To aid in this monitoring, a geodetic monitoring system was set up to measure the northing, easting and elevation for a series of points arrayed around the project area. This geodetic monitoring system consisted of a Leica GeoMoS geodetic monitoring system and Leica TCRP1201 total station , along with 56 prisms and a radio communication link. An additional 12 prisms were added for extra coverage while pile-driving operations took place during a two-week period.
The system was intended to be portable for movement to other areas of the project as needed. This included mounting the yagi antennas for the radios on portable stands for easy relocation.
The total station was installed on the rooftop of a nearby supermarket that overlooked the project area. This location affords good line of sight for the radio link connection back to the project trailer, where the computer running the GeoMoS server is located. The prisms were already installed at the desired points and coordinates were provided for their locations. These locations were imported into the GeoMoS software and an instrument set-up and orientation was established. Prisms were grouped within the software according to tolerances, and measurement cycles were set up to establish the data-collection rates.
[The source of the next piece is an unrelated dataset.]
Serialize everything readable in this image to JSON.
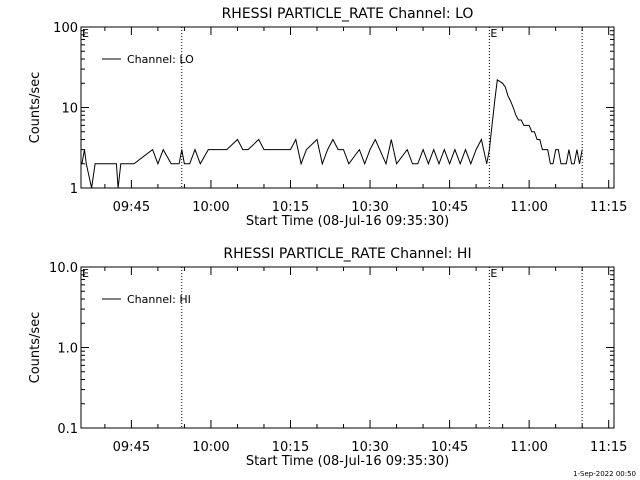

Once this initial set-up was complete, the system started the automated monitoring of the prism points. Measurement data is captured on an ongoing basis and stored in an SQL database. An e-mail alert was created to send directly to the project manager if tolerance levels are exceeded. Analysis is made in real-time to determine settlement values and posted to the web for collaboration.
The joint project, when complete, will improve safety at railroad crossings and intersections and provide mobility for Highway 10 through-traffic without obstructing access for local motorists. The city will benefit from fewer at-grade railroad crossings, improved traffic flow, reduced congestion on highways and safer and alternate routes into downtown. The addition of project treatment ponds for roadway runoff will help improve water quality flowing into the Pelican River and Detroit Lakes.